Anyone following the national press may have read about István Kamarás in many different contexts. He is the chairman of the Opre Roma-Gypsy Democratic People’s Party, a former member of Jobbik, and was also involved in the organization of the first inauguration of the Hungarian Guard in August 2007. On Friday evening of last week, he gave a lecture on the Roma Holocaust at the Hunyadi Square synagogue of Mazsihisz.
According to the invitation on Facebook, Kamarás was to give a lecture before the Friday evening service welcoming the Sabbath, although not much is known about the details.
In 2017, Magyar Nemzet reported that Kamarás, with the „Gypsy Democratic People’s Party” he founded, wanted to see the creation of independent Gypsy provinces in four counties in northeastern Hungary — Borsod, Heves, Nógrád and Szabolcs. At the time, Kamarás and his allies believed that the corruption of the Roma and non-Roma elites in the country and the changed ethnic relations justified the autonomy of the region.
In 2011, origo.hu reported that Kamarás was a member of Jobbik for many years, then emigrated to Canada in 2011. At the time, it was also suggested that Kamarás was senior advisor to Deputy Prime Minister Zsolt Semjén, as he was the chairman of the Roma Workshop of the Barankovics Foundation, the KDNP’s party foundation, and for a long time a regular speaker at talks organized by the government for Roma intellectuals.
KDNP, however, strongly denied that Kamarás was an advisor to the deputy prime minister and after it was revealed that Kamarás was a Jobbik member, the party severed all ties with him.
Kamarás’ Jobbik membership lasted until May 2011, Gábor Szabó, Jobbik’s party director, told origo.hu at the time. According to Szabó, however, he had not been active in the organization since 2007 and his party membership was terminated in May 2011 precisely because a membership audit revealed that he had not paid his membership fee.

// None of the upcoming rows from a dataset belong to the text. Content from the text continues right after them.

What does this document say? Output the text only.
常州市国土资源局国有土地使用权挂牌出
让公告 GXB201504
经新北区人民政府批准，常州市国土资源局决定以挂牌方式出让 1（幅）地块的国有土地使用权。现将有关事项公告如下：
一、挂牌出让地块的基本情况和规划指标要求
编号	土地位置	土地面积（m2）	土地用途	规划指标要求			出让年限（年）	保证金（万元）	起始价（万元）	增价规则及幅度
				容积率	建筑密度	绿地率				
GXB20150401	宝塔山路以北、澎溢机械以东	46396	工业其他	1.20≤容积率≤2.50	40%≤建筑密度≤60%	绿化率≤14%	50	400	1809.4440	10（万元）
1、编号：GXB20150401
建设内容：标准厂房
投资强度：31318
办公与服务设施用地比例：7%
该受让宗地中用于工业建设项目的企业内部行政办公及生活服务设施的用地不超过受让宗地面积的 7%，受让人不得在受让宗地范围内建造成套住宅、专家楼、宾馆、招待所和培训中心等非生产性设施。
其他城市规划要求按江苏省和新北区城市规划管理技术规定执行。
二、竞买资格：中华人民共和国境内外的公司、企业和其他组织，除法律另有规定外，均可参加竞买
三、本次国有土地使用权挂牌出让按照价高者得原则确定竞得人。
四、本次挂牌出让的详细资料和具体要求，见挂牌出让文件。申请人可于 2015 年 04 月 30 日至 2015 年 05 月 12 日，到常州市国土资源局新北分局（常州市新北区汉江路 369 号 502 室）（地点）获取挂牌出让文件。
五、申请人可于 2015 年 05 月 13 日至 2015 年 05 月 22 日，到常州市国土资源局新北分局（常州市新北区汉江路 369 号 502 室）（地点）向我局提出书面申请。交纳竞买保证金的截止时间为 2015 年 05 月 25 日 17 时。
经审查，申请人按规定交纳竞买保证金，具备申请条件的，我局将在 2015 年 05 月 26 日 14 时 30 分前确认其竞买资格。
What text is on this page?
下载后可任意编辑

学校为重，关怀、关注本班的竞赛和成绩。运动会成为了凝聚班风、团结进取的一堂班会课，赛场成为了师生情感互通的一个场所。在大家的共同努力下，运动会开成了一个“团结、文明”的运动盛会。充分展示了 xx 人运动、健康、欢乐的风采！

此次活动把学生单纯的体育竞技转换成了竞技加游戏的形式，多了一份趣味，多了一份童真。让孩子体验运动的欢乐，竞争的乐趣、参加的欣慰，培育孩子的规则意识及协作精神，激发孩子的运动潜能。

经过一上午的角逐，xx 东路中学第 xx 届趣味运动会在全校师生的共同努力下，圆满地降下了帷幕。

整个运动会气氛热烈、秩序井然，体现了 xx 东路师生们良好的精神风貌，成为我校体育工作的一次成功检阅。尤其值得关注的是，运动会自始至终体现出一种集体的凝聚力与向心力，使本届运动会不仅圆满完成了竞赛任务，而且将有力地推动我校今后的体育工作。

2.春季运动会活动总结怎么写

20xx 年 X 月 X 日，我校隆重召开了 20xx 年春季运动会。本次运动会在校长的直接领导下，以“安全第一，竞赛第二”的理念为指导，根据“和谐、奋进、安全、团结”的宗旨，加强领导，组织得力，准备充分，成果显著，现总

However, before his departure in 2007, Kamarás was very active in the party life, and according to Gábor Szabó, he was already a leading figure in the Albertirsa community before 2003, when Jobbik was still a youth movement; later he also contributed to the transformation of Jobbik into a party, and from 2004 he became the leader of the Albertirsa organization.
„A very patriotic, right-wing Hungarian young man of Gypsy origin, who consciously called himself a Gypsy and not a Roma, and apart from whom there was not then and has not since been another member of Jobbik of Gypsy origin.”
– the party director told origo.hu in 2011 about Kamarás, who said that they had a good relationship in the past. According to Szabó, Kamarás quickly stood out from the community with his learning and outstanding organizational skills, but after the party was formed, he only ran the Albertirsa group for 1-2 years, later retiring and remaining only a „field” member of the Pest County organization of the party.
According to Szabó, Kamarás was still involved in the organization of the first inauguration of the Hungarian Guard at the end of August 2007, but after that he gradually distanced himself from the party and repeatedly indicated that he did not agree with Jobbik’s policy of highlighting Roma crime.